To be nominated a judge of the courts of peace, a candidate must have been inscribe or to have right to be inscribed in the List of Members of the Bar of Israel, and to have at least three years of legal professional experience, be already as (a) lawyer; (b) legal official to the service of the state; and (c) teacher in right. The nominated ones must have to the Court of District at least four years of experience as judges of the courts of peace or at least six years of legal professional experience. The judges of the Supreme Court must have served at least five years in the Court of District or have at least ten years of legal experience or be qualified like "eminent lawyer" (a secondhand special category only once in the history of the Supreme Court). As practical matter, the judicial appointments are apolitical. The judges are selected based on his legal occupational qualifications. Since he has not sworn in Israel, the judge is the only one with decision power in a judicial process.

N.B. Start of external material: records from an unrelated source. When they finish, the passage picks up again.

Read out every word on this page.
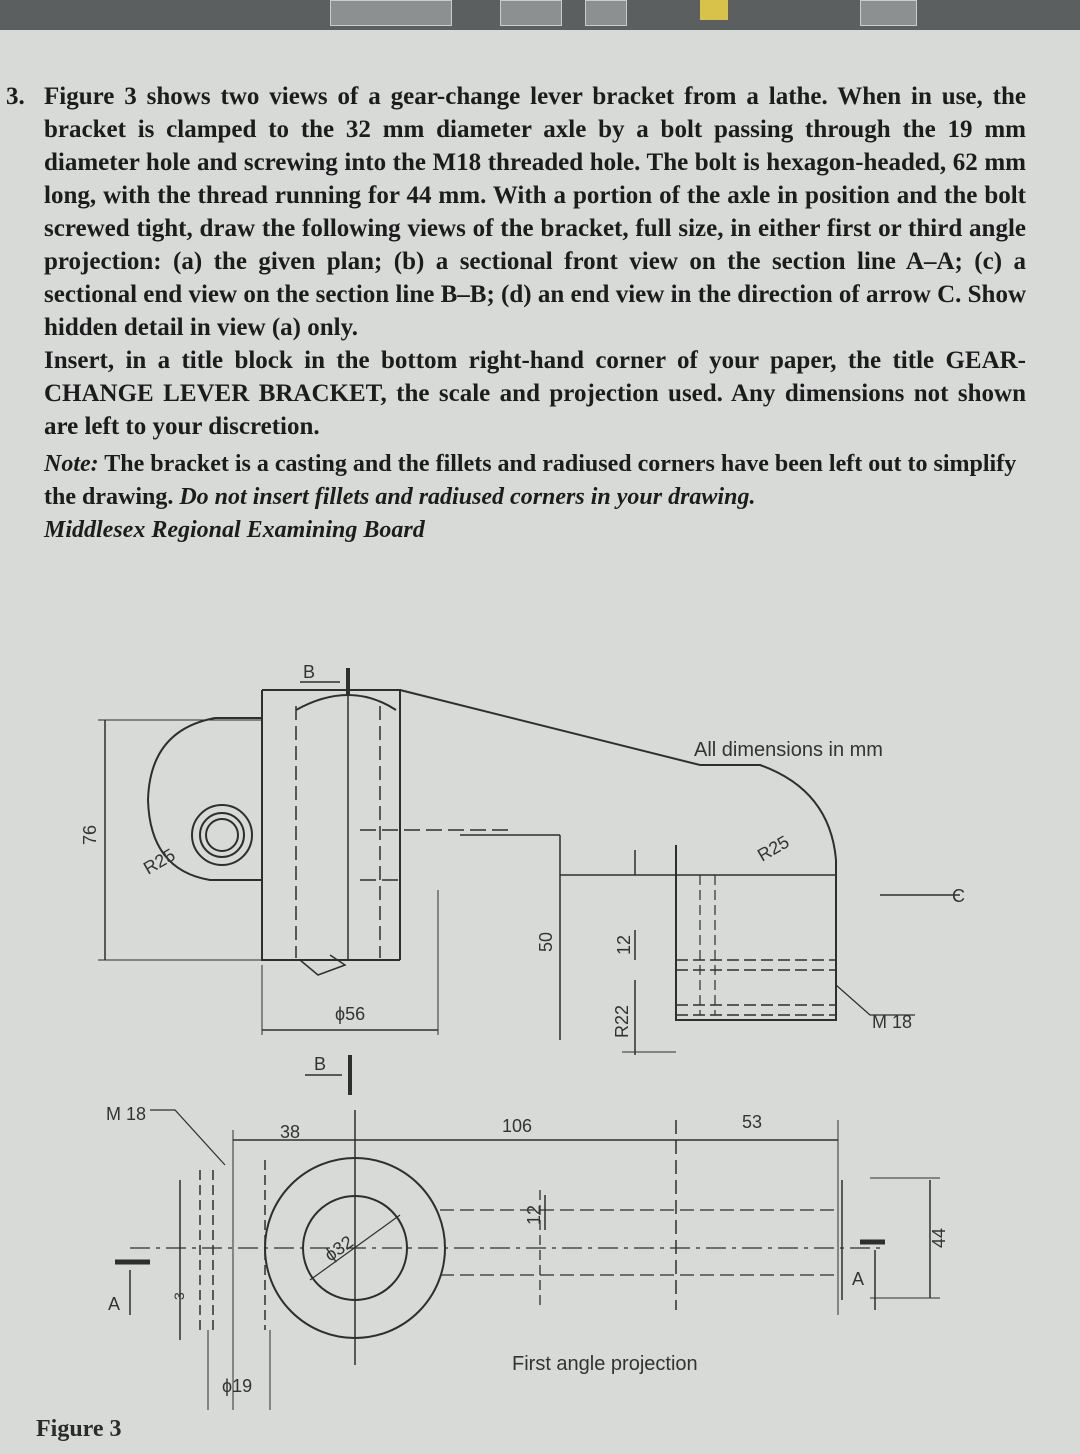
3. Figure 3 shows two views of a gear-change lever bracket from a lathe. When in use, the bracket is clamped to the 32 mm diameter axle by a bolt passing through the 19 mm diameter hole and screwing into the M18 threaded hole. The bolt is hexagon-headed, 62 mm long, with the thread running for 44 mm. With a portion of the axle in position and the bolt screwed tight, draw the following views of the bracket, full size, in either first or third angle projection: (a) the given plan; (b) a sectional front view on the section line A–A; (c) a sectional end view on the section line B–B; (d) an end view in the direction of arrow C. Show hidden detail in view (a) only.

Insert, in a title block in the bottom right-hand corner of your paper, the title GEAR-CHANGE LEVER BRACKET, the scale and projection used. Any dimensions not shown are left to your discretion.

Note: The bracket is a casting and the fillets and radiused corners have been left out to simplify the drawing. Do not insert fillets and radiused corners in your drawing.

Middlesex Regional Examining Board

B
B
A
A
C
All dimensions in mm
First angle projection
76
R25	R25
ϕ56
50	12
R22	M 18
M 18
38	106	53
12
ϕ32
ϕ19
3
44
Figure 3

The judicature independence continues along all his period in the charge. His appointment is permanent and it expires only with the obligatory retirement at the age of 70 years, an age major than allowed in other public positions. The judges enjoy an immunity similar to that of the members of the Knéset. A judge cannot be removed of the charge except by decision of a Disciplinary, consistent Court judges named by the Chief Justice, or by decision of the Commission of Judicial Selection at the proposal of the Minister of Justice or of the Chief Justice. The decision of the commission must be supported by seven of his nine members. The wages and pensions of the judicature are determined by the commission of the Knéset and it is not possible to approve any law that proposes the reduction of the wages of the judges. For law, the judges of the Supreme Court receive the same remuneration as the ministers of the office and the Chief Justice receives the same salary as the Prime minister.